World Cup US-Slovenia Ref Controversy (the Koman Coulibaly Debacle) US Pat. 6,671,390

Could the Koman Coulibaly referee controversy during the USA-Slovenia World Cup match have been prevented if patented technology had been used?
USA team player, Maurice Edu, scored a winning goal in the last minutes of the Group C 2010 World Cup match against Slovenia, only to have now-infamous Malian referee, Koman Coulibaly, call foul and disallow the goal. The call was unquestionably mistaken, as the replays show, and resulted in a 2-2 draw that almost cost the USA advancement into the quarter-finals.

USA player, Michael Bradley having words with Malian World Cup Referee, Koman Coulibaly after a bad call disallowing Maurice Edu's goal.
Could the referee controversy during the USA-Slovenia World Cup match have been prevented if the following patented technology had been used? Check it out:
Automated collection, processing and use of sports movement information via information extraction from electromagnetic energy based upon multi-characteristic special phase processing

One of the largest frustrations in world soccer is the refusal to allow technology to assist with referee calls – an issue which has only grown larger in this 2010 FIFA World Cup.
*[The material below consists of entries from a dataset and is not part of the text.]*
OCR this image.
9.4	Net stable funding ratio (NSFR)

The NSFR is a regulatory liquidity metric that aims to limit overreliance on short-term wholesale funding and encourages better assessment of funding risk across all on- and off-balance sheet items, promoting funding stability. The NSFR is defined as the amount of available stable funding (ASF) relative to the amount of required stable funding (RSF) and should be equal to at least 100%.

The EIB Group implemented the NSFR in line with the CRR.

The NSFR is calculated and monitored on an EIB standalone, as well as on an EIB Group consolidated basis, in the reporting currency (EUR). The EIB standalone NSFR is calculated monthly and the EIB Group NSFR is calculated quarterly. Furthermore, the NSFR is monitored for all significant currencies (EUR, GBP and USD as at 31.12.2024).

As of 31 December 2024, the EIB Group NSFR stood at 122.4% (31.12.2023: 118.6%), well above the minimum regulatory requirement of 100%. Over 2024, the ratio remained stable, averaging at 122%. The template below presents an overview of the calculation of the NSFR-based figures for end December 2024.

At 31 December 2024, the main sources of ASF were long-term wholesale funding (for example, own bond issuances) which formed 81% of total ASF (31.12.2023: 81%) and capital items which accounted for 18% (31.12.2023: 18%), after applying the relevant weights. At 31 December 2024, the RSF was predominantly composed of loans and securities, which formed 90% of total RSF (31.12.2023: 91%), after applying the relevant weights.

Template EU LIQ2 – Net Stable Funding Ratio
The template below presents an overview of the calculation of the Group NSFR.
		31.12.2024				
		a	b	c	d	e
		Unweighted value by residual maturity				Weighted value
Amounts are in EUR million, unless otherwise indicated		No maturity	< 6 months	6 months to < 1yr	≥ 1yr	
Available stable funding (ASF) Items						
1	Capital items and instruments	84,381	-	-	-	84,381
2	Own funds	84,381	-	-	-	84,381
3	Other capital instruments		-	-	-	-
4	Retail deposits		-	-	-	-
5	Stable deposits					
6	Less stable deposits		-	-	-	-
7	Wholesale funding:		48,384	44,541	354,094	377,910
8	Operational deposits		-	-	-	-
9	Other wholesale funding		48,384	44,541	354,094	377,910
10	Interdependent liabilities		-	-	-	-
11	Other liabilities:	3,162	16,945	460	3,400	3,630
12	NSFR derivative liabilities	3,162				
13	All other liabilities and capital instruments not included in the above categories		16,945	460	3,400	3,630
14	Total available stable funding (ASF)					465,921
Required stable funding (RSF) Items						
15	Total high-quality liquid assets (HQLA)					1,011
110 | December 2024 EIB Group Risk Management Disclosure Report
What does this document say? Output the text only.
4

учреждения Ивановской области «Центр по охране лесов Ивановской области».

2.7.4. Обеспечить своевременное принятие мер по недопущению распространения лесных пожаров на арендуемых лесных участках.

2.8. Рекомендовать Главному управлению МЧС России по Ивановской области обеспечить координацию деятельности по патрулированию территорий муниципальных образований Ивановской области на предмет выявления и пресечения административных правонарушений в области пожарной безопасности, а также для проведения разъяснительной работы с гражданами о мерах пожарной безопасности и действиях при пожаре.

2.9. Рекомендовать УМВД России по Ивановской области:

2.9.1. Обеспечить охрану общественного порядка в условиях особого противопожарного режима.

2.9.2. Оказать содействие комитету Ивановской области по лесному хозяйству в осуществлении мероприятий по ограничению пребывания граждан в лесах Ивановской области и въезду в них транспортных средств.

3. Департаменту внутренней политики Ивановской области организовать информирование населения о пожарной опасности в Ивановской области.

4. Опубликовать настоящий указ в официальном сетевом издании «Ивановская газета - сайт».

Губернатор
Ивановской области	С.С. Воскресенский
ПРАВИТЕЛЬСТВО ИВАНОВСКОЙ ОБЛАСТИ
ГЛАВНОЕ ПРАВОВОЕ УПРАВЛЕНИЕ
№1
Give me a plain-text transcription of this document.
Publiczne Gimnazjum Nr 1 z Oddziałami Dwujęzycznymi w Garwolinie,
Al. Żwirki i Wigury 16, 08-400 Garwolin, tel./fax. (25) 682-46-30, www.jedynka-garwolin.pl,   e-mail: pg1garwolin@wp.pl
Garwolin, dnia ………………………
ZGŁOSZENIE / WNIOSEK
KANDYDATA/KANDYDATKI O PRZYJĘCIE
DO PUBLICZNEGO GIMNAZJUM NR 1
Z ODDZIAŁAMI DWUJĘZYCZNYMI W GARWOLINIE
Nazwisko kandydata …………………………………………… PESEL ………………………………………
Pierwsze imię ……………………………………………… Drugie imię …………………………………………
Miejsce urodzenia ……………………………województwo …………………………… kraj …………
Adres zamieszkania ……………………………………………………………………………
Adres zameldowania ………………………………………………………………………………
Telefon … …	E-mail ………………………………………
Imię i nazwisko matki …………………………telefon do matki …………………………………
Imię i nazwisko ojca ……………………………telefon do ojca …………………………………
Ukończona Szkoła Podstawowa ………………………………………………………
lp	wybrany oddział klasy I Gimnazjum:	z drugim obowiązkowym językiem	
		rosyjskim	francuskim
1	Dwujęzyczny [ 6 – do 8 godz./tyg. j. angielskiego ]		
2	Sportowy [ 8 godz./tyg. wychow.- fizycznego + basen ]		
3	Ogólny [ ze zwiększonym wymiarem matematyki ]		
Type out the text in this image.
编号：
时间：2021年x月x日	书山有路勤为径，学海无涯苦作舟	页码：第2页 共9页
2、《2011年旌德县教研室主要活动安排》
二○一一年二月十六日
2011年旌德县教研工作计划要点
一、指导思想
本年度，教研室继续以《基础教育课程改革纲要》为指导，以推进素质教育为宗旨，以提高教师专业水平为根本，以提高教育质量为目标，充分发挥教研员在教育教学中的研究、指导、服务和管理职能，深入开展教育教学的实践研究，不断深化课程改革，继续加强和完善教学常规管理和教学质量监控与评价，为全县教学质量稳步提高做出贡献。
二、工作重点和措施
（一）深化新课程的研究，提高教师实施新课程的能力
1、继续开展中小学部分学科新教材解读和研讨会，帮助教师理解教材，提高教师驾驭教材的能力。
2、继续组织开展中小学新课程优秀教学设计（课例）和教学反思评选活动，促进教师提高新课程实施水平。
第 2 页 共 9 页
Bad ref calls have been embarrassingly abundant, as have demands to finally allow technology to do what it was meant to do: eliminate human error.
This patent essentially provides a system for tracking movement of a person or ball during a sporting event. The player could attach a small monitoring device to a jersey shoe or hat, which would transmit electromagnetic energy to a receiver, which could then track the movement. This would prove especially helpful in 90% of the most common bad referee calls: off-sides. With tracking chips in players’ boots, triangulation of the players and ball using computers and receptors around the field and some kind of communication device at the ref’s disposal, this could prove very useful to refs, players, fans, and the soccer federations around the world.
By utilizing technology, bad calls like the one by Koman Coulibaly in the US-Slovenia World Cup match could be mostly eliminated.